Venerdì 12 e 19 febbraio decisione del vincitore da parte delle due giurie

I vincitori della quinta edizione del premio OMI alla miglior Monografia d’Impresa verranno decretati da due giurie venerdì 12 e 19 febbraio. Saranno presenti come giudici anche studenti e studentesse di Economia e comunicazione dell’ateneo. Il riconoscimento è stato indetto dall’Osservatorio Monografie d’Impresa, associazione culturale che da quasi dieci anni raccoglie e cataloga i volumi che ritraggono diverse imprese italiane. Il premio è  organizzato dalla Regione Veneto e dell’università di Verona, in collaborazione con l’Accademia di Belle Arti e la Camera di Commercio di Verona. Hanno contribuito anche l’Heritage Hub dell’University of Hertfordshire, il Dipartimento CoRis de La Sapienza di Roma, l’Istituto Universitario Salesiano Venezia, l’Associazione dei Musei della Stampa e della Carta, l’associazione Utenti Pubblicità Associati (UPA), Montegrappa Penne e le associazioni di categoria Assocarta, Ascai, Ferpi, Azienda della Comunicazione Unite (UNA).

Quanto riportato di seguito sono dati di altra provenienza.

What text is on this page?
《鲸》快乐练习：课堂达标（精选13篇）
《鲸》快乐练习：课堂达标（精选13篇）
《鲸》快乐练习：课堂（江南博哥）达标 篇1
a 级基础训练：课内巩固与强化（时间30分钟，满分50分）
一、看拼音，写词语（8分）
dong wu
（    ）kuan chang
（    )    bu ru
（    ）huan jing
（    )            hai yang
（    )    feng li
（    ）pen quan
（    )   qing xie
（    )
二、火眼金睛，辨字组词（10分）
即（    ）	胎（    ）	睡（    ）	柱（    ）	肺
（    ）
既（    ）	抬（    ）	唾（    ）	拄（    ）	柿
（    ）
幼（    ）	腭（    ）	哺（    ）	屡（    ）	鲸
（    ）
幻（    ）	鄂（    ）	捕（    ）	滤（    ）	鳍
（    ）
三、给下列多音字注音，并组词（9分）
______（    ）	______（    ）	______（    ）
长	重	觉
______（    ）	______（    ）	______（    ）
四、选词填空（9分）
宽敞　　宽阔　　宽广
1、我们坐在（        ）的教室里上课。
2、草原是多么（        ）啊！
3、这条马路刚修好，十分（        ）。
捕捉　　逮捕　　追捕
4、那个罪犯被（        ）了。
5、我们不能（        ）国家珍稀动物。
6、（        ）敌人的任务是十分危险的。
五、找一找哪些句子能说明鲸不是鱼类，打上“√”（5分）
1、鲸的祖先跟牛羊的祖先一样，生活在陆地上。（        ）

La prima giuria è composta da 15 studenti di Economia e comunicazione dell’università di Verona, dell’Accademia di Belle Arti, dell’università La Sapienza di Roma e dell’Istituto Universitario Salesiano Venezia (Iusve). docenti, imprenditori, professionisti e rappresentanti di associazioni della comunicazione fanno parte della seconda commissione giudicante.

All’edizione 2020 del premio, spostata di un semestre a causa della pandemia, partecipano 64 opere di aziende ed enti di tutto il territorio italiano – dal Veneto alla Calabria, dalla Lombardia all’Umbria – a rappresentare le più diverse attività: dagli pneumatici al gelato, dalla scuola d’infanzia alla multiutility, dai petrolieri ai lattai.

La cerimonia di premiazione si svolgerà il 10 aprile 2021 nell’Aula Magna dell’antica Provianda Santa Marta, ex panificio militare asburgico e gioiello di archeologia industriale, oggi sede dei Dipartimenti di Economia dell’università di Verona e dell’Osservatorio Monografie d’Impresa.